As much as we clearly adore Bali, we’re really getting into the Lombok vibe. One of our own Nomads is gushing about the island after a recent “work” trip, and we just have to share the excitement. If you’ve always assumed Lombok was a part of Bali (a common assumption) or never actually heard too much about it, you might be tempted to add Lombok to your list of go-to places after this read.
First things first, the best time to hop over is in the month of May just when the rainy season ends and the dry begins. While hot and humid all year round, temperatures can range from 21°C to 32°C.
#1 Not in Bali, You Say?
No, siree. Located just 40 km east of Bali, travellers can reach Lombok via air or sea. An hourly ferry takes you to the island but if you don’t fancy a long four to five-hour long journey, there are speedboats that travel the same route in under two and a half hours.

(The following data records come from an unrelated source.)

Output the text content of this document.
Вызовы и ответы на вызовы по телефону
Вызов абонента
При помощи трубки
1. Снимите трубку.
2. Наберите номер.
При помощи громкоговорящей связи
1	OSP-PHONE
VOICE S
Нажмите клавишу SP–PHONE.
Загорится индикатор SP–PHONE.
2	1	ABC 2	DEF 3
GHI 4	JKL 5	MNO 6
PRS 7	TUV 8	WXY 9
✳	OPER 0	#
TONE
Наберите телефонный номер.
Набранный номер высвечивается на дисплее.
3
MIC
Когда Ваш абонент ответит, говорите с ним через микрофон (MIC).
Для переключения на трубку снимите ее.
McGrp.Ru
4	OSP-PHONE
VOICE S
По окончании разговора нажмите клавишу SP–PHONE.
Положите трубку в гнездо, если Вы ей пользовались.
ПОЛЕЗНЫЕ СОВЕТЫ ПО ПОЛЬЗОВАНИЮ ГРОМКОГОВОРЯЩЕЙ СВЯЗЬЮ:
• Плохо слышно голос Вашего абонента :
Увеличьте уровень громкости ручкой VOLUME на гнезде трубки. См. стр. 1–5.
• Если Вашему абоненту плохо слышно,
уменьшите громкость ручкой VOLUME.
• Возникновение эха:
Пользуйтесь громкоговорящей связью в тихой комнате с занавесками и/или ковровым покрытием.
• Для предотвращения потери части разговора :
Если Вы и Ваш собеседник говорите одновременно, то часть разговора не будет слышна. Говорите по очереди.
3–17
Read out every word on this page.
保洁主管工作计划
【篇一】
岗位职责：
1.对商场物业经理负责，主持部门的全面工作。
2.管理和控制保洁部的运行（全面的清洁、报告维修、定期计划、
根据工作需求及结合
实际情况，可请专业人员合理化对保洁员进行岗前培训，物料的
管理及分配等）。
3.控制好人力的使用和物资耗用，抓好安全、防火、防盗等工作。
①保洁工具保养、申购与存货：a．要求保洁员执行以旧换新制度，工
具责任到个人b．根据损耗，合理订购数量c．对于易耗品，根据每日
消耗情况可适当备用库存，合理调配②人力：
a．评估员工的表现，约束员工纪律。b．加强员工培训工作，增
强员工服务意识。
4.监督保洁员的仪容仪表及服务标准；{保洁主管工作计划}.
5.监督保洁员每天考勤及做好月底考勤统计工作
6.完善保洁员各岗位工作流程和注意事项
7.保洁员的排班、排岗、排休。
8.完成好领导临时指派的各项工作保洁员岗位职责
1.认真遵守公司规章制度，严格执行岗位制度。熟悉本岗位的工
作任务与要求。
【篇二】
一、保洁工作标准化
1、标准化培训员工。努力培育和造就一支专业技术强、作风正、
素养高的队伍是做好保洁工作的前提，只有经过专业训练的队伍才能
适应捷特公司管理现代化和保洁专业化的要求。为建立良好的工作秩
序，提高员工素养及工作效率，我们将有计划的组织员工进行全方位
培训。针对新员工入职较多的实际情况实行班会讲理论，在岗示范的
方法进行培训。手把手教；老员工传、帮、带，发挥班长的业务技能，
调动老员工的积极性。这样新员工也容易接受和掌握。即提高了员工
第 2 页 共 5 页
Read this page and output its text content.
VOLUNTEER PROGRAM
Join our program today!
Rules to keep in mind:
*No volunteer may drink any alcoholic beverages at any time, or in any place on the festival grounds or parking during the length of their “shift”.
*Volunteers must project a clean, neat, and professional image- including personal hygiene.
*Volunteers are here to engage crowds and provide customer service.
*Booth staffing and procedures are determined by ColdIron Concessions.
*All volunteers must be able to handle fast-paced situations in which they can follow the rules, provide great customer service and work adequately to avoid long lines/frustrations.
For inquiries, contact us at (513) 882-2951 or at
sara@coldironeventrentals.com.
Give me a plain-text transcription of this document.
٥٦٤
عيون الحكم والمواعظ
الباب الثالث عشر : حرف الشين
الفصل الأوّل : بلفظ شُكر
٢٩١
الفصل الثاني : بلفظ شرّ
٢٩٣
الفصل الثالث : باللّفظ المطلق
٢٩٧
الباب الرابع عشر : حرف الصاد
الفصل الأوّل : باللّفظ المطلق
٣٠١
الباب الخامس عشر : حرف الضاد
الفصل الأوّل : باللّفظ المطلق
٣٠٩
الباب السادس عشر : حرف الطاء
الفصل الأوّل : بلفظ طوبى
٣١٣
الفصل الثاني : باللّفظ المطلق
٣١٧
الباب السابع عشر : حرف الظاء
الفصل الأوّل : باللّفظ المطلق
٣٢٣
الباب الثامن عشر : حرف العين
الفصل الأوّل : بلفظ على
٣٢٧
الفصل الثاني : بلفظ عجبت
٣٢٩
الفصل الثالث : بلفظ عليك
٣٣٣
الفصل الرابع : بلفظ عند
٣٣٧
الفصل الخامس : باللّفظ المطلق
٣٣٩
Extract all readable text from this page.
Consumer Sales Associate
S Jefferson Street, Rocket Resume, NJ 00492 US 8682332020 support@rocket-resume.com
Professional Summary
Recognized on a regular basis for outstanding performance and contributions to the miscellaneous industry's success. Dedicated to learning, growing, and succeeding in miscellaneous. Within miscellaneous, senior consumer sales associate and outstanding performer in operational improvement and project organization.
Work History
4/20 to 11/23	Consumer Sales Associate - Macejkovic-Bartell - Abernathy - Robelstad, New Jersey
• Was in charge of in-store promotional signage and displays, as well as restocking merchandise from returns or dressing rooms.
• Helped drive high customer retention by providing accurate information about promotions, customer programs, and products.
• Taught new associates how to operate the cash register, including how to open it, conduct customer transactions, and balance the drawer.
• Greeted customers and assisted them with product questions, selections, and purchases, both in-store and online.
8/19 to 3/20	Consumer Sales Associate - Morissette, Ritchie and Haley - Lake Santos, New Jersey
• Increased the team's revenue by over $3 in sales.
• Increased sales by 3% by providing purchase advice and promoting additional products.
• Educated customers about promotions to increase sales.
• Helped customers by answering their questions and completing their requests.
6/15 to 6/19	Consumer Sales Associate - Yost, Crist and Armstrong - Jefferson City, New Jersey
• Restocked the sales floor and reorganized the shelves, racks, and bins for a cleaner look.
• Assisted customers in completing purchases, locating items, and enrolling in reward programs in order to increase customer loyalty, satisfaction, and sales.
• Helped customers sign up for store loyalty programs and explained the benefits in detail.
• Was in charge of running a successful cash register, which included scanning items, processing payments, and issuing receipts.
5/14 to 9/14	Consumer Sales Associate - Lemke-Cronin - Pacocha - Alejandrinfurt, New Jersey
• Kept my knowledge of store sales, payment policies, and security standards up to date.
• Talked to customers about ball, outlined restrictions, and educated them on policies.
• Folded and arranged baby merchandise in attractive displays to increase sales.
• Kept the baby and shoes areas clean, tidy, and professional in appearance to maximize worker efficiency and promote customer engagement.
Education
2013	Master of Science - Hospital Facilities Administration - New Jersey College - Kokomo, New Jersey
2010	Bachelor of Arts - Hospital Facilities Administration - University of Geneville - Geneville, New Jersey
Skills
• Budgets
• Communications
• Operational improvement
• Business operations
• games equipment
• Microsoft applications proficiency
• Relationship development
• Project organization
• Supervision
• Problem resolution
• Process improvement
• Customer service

Domestic and international flights that fly directly to Lombok International Airport are carried by Silk Air, Air Asia, Garuda Indonesia / Citilink, or Lion Air / Wings Air.
#2 Go Chasing Waterfalls
Take a trip to Benang Stokel in the village of Aik Berik, Central Lombok, about 27 km east of Mataram and less than one hour’s drive from the capital. The area boasts two stunning and separate waterfalls – Benang Stokel and Benang Kelambu – each within trekking distance of each other.
#3 The Villas Are Something Else
The Luxe Nomad has a handful of Lombok properties, each more stunning than the last. Starting at the very top of the price list is the 5-bedroom Villa Sapi, designed by the famous Canadian architect David Lombardi, at USD 1,095++ a night. For travellers on more of a budget, check out the only hotel on Klui Beach, Jeeva Klui Resort, from USD 165++ a night.
#4 Shop Without the Crowd
Cakranegara on Jalan Hasanuddin is the best public market on the island, or you can head to the Sweta market in Bertais to shop for spices and beautifully made cane baskets. Sukarara (5 km to the west of Praya) is a weaving village where quality ikat and traditional cloth is made and sold. Using antiquated looms, these painstaking works of art are collected by many around the world.
#5 Something Old, Something New
Lombok’s most famous temple-palace complex is Narmada Taman, built in 1727. You’ve seen a good number of Bali’s 20, 000 temples, but in Lombok, things are a little different. The architecture is an interesting mix of Hindu, Islamic, and Sasak styles, but the temple is notable for its man-made lagoon, which symbolises the lake of the holy mountain, Mount Rinjani, in north Lombok.
#6 Third-Highest Mountain is the Charm
If you’ve always wanted to mountain climb but can’t seem to wake up early enough in Bali (wonder why), Lombok is home to the 12,221 ft Gunung Rinjani. We won’t lie – it’s a feared spot because it releases explosions from time to time, but it also holds a sacred status in Indonesia. You’ll be able to trek up the slope, but be careful when walking near the rim and down to the lake. The reward is, of course, stupendous – you’ll find stark and magnificent views as well as the shimmering Danau Segera Anak lake, as well as a number of caves, small waterfalls and hot springs.
#7 Who Doesn’t Love the Beach?
What was once a backpacker escape from Bali’s crowded beaches is no longer a secret hideaway. Yet Senggigi beach is still a relaxing spot where expensive resorts are beginning to make their home. You’ll find stunning sunset views against a Bali’s Gunung Agung backdrop, whilst Senggigi Reef is great for snorkelling and decent surf breaks, depending on weather conditions.
#8 You’ll Never Go Hungry
The best known local dish is probably Ayam Taliwang, which is chicken coated with a rich red sauce flavoured with galangal, turmeric and tomato, and can range from mild to searingly hot. You won’t stop eating this stuff, honestly. You might also want to try the favourite local drink called tuak, a red or white fermented palm wine with 2-5% alcohol volume, but be warned – it goes down easy but packs a mean punch!
#9 Bonus: The Gili Islands
Make a day trip and head out to the Gili Islands for some snorkelling or diving action. You can catch a small boat from the Bangsal ferry dock, near Pameneng. If you’re willing to rough it out a little more, skip the north-west Gili islands and head to the 13 small islands known as the Southwest Gilis or the ‘Secret Islands’. These islands are largely undiscovered by tourists and boast wonderful dive sites and reefs visited by turtles, white tip reef sharks, cuttlefish, moray eels, ghost pipe fish, leaf fish, pygmy seahorses and much more.